Does anyone know how long it takes from signing on for jobseeker's benefit to getting first payment? Or how long it takes to get a decision on it?


----------



## Mumtoe&e (7 Jan 2009)

Hi Pebbledash - I am currently on Jobs seekers Benefit it took about 7 weeks for me to get it from the time I applied, and it was back dated.. I hear they are taking even longer now, as there are so many applications to process

best of luck with it


----------



## pebbledash (7 Jan 2009)

Wow! First time I'm feeling the pinch of the recession. At least I'm in good company. Thanks for the reply.


----------



## Eng Car 1 (7 Jan 2009)

It took 8 weeks for mine, that was around October to December if that helps


----------



## Mumtoe&e (7 Jan 2009)

yep, recession recession such a scary bl**dy word! we are all feeling the pinch now! well most of us!


----------



## gipimann (8 Jan 2009)

pebbledash,
If you have no income while waiting on your jobseeker's you may be entitled to Supplementary Welfare Allowance.  You can make an application with your Community Welfare Officer at the local health centre.
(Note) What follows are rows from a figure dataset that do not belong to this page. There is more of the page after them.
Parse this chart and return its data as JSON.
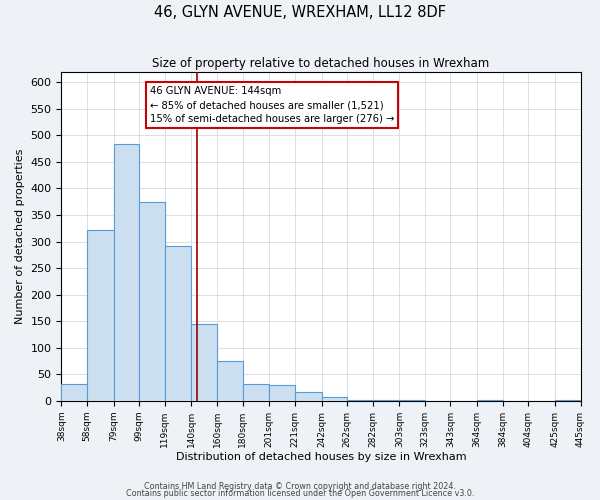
{
  "title": "46, GLYN AVENUE, WREXHAM, LL12 8DF",
  "subtitle": "Size of property relative to detached houses in Wrexham",
  "xlabel": "Distribution of detached houses by size in Wrexham",
  "ylabel": "Number of detached properties",
  "bar_edges": [
    38,
    58,
    79,
    99,
    119,
    140,
    160,
    180,
    201,
    221,
    242,
    262,
    282,
    303,
    323,
    343,
    364,
    384,
    404,
    425,
    445
  ],
  "bar_heights": [
    32,
    322,
    483,
    375,
    291,
    144,
    75,
    31,
    29,
    17,
    8,
    2,
    2,
    2,
    0,
    0,
    2,
    0,
    0,
    2
  ],
  "bar_color": "#ccdff0",
  "bar_edge_color": "#5b9bd5",
  "vline_x": 144,
  "vline_color": "#990000",
  "annotation_title": "46 GLYN AVENUE: 144sqm",
  "annotation_line1": "← 85% of detached houses are smaller (1,521)",
  "annotation_line2": "15% of semi-detached houses are larger (276) →",
  "annotation_box_facecolor": "#ffffff",
  "annotation_box_edgecolor": "#cc0000",
  "tick_labels": [
    "38sqm",
    "58sqm",
    "79sqm",
    "99sqm",
    "119sqm",
    "140sqm",
    "160sqm",
    "180sqm",
    "201sqm",
    "221sqm",
    "242sqm",
    "262sqm",
    "282sqm",
    "303sqm",
    "323sqm",
    "343sqm",
    "364sqm",
    "384sqm",
    "404sqm",
    "425sqm",
    "445sqm"
  ],
  "ylim": [
    0,
    620
  ],
  "xlim": [
    38,
    445
  ],
  "yticks": [
    0,
    50,
    100,
    150,
    200,
    250,
    300,
    350,
    400,
    450,
    500,
    550,
    600
  ],
  "footer1": "Contains HM Land Registry data © Crown copyright and database right 2024.",
  "footer2": "Contains public sector information licensed under the Open Government Licence v3.0.",
  "background_color": "#eef2f7",
  "plot_bg_color": "#ffffff",
  "grid_color": "#c8d4e0"
}
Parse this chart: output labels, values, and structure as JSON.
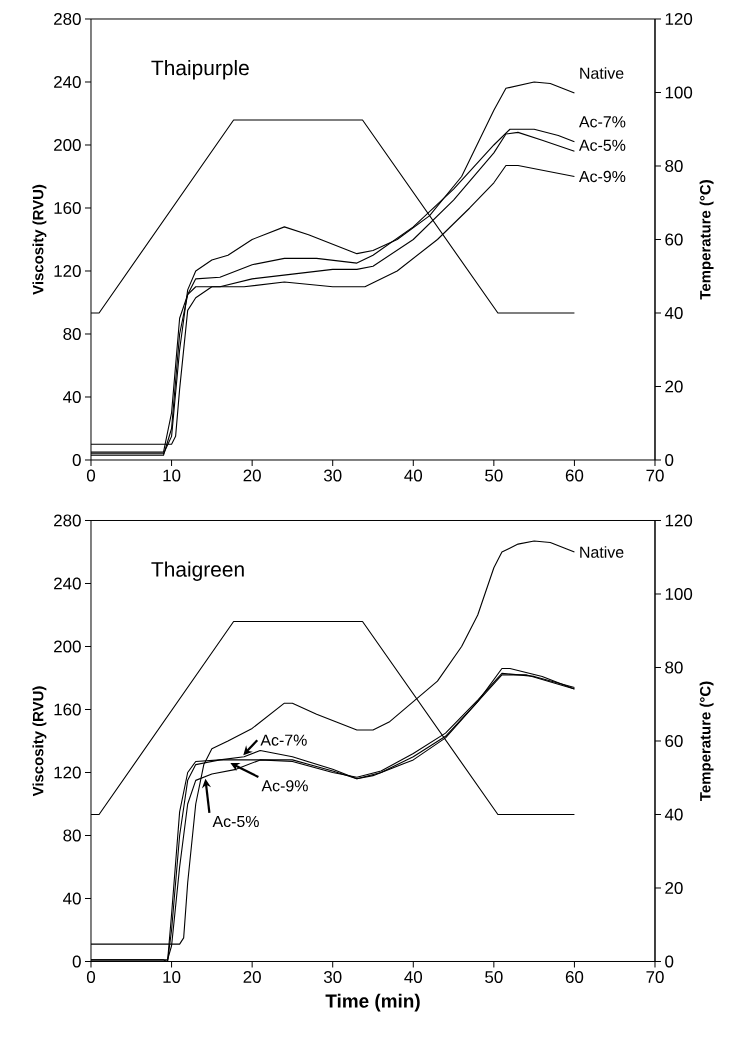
{
  "chart_data": [
    {
      "type": "line",
      "title": "Thaipurple",
      "ylabel": "Viscosity (RVU)",
      "y2label": "Temperature (°C)",
      "xlim": [
        0,
        70
      ],
      "xticks": [
        0,
        10,
        20,
        30,
        40,
        50,
        60,
        70
      ],
      "ylim": [
        0,
        280
      ],
      "yticks": [
        0,
        40,
        80,
        120,
        160,
        200,
        240,
        280
      ],
      "y2lim": [
        0,
        120
      ],
      "y2ticks": [
        0,
        20,
        40,
        60,
        80,
        100,
        120
      ],
      "series": [
        {
          "name": "Native",
          "color": "#000000",
          "x": [
            0,
            9,
            10,
            11,
            12,
            13,
            15,
            17,
            20,
            24,
            27,
            33,
            35,
            38,
            42,
            46,
            50,
            51.5,
            55,
            57,
            60
          ],
          "values": [
            4,
            4,
            15,
            70,
            108,
            120,
            127,
            130,
            140,
            148,
            143,
            131,
            133,
            140,
            155,
            180,
            222,
            236,
            240,
            239,
            233
          ]
        },
        {
          "name": "Ac-7%",
          "color": "#000000",
          "x": [
            0,
            9,
            10,
            11,
            12,
            13,
            16,
            20,
            24,
            28,
            33,
            35,
            40,
            45,
            50,
            52,
            55,
            58,
            60
          ],
          "values": [
            3,
            3,
            20,
            80,
            105,
            115,
            116,
            124,
            128,
            128,
            125,
            130,
            148,
            172,
            200,
            210,
            210,
            206,
            202
          ]
        },
        {
          "name": "Ac-5%",
          "color": "#000000",
          "x": [
            0,
            9,
            10,
            11,
            12,
            13,
            16,
            20,
            25,
            30,
            33,
            35,
            40,
            45,
            50,
            51.5,
            53,
            56,
            60
          ],
          "values": [
            5,
            5,
            30,
            90,
            105,
            110,
            110,
            115,
            118,
            121,
            121,
            123,
            140,
            165,
            195,
            207,
            208,
            203,
            196
          ]
        },
        {
          "name": "Ac-9%",
          "color": "#000000",
          "x": [
            0,
            10,
            10.5,
            11,
            12,
            13,
            15,
            19,
            24,
            30,
            34,
            38,
            43,
            47,
            50,
            51.5,
            53,
            60
          ],
          "values": [
            10,
            10,
            15,
            45,
            95,
            103,
            110,
            110,
            113,
            110,
            110,
            120,
            140,
            160,
            176,
            187,
            187,
            180
          ]
        },
        {
          "color": "#000000",
          "axis": "y2",
          "x": [
            0,
            1,
            17.7,
            33.7,
            50.5,
            60
          ],
          "values": [
            40,
            40,
            92.5,
            92.5,
            40,
            40
          ]
        }
      ]
    },
    {
      "type": "line",
      "title": "Thaigreen",
      "xlabel": "Time (min)",
      "ylabel": "Viscosity (RVU)",
      "y2label": "Temperature (°C)",
      "xlim": [
        0,
        70
      ],
      "xticks": [
        0,
        10,
        20,
        30,
        40,
        50,
        60,
        70
      ],
      "ylim": [
        0,
        280
      ],
      "yticks": [
        0,
        40,
        80,
        120,
        160,
        200,
        240,
        280
      ],
      "y2lim": [
        0,
        120
      ],
      "y2ticks": [
        0,
        20,
        40,
        60,
        80,
        100,
        120
      ],
      "annotations": [
        {
          "text": "Ac-7%",
          "x": 18.9,
          "y": 131
        },
        {
          "text": "Ac-9%",
          "x": 17.3,
          "y": 126
        },
        {
          "text": "Ac-5%",
          "x": 14.2,
          "y": 116
        }
      ],
      "series": [
        {
          "name": "Native",
          "color": "#000000",
          "x": [
            0,
            10,
            11,
            11.5,
            12,
            13,
            14,
            15,
            17,
            20,
            24,
            25,
            28,
            33,
            35,
            37,
            40,
            43,
            46,
            48,
            50,
            51,
            53,
            55,
            57,
            60
          ],
          "values": [
            11,
            11,
            11,
            15,
            50,
            100,
            125,
            135,
            140,
            148,
            164,
            164,
            157,
            147,
            147,
            152,
            165,
            178,
            200,
            220,
            250,
            260,
            265,
            267,
            266,
            260
          ]
        },
        {
          "color": "#000000",
          "x": [
            0,
            9,
            9.5,
            10,
            11,
            12,
            13,
            16,
            19,
            21,
            25,
            30,
            33,
            35,
            40,
            44,
            48,
            51,
            52,
            56,
            60
          ],
          "values": [
            1,
            1,
            0,
            20,
            80,
            115,
            125,
            128,
            130,
            134,
            130,
            122,
            116,
            118,
            128,
            142,
            165,
            186,
            186,
            181,
            173
          ]
        },
        {
          "color": "#000000",
          "x": [
            0,
            9.5,
            10,
            11,
            12,
            13,
            16,
            25,
            30,
            33,
            36,
            40,
            44,
            48,
            51,
            54,
            60
          ],
          "values": [
            0,
            0,
            30,
            95,
            120,
            127,
            128,
            128,
            121,
            116,
            120,
            130,
            143,
            165,
            182,
            182,
            173
          ]
        },
        {
          "color": "#000000",
          "x": [
            0,
            9.5,
            10,
            11,
            12,
            13,
            15,
            18,
            21,
            25,
            30,
            33,
            36,
            40,
            44,
            48,
            51,
            55,
            60
          ],
          "values": [
            1,
            1,
            10,
            60,
            100,
            115,
            119,
            122,
            128,
            127,
            120,
            117,
            121,
            132,
            145,
            166,
            183,
            181,
            174
          ]
        },
        {
          "color": "#000000",
          "axis": "y2",
          "x": [
            0,
            1,
            17.7,
            33.7,
            50.5,
            60
          ],
          "values": [
            40,
            40,
            92.5,
            92.5,
            40,
            40
          ]
        }
      ]
    }
  ]
}
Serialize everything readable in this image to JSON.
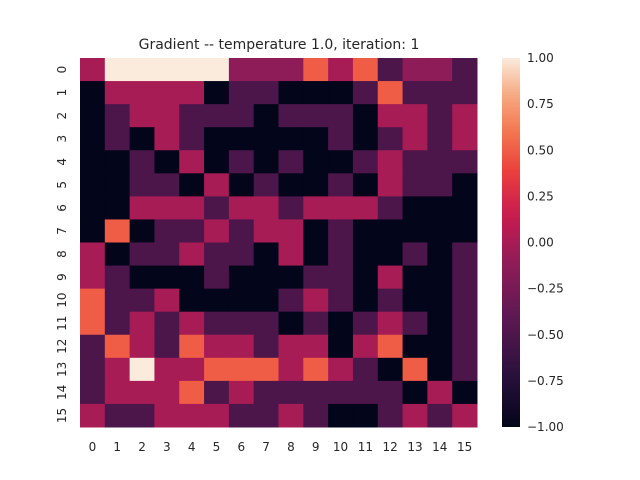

SWA is a means-tested payment, so all household income (e.g. spouse/partner working, pension, etc), savings or property (except family home) will be taken into account.

If you qualify, payment will continue until your Jobseeker's claim is decided.


----------



## kceire (10 Jan 2009)

my sis was made redundant last october and when she signed on she was told it would take 6-7 weeks for her first payment (all backdated of course) but she got it in 3.

hopefully you get it sooner that what they tell ya.


----------



## pebbledash (11 Jan 2009)

Well I signed on Thursday and will get my first cheque this Wednesday. People at the dole office were great. Fair play to them, they're really busy but managed to take a bit of the depression out of the process.


----------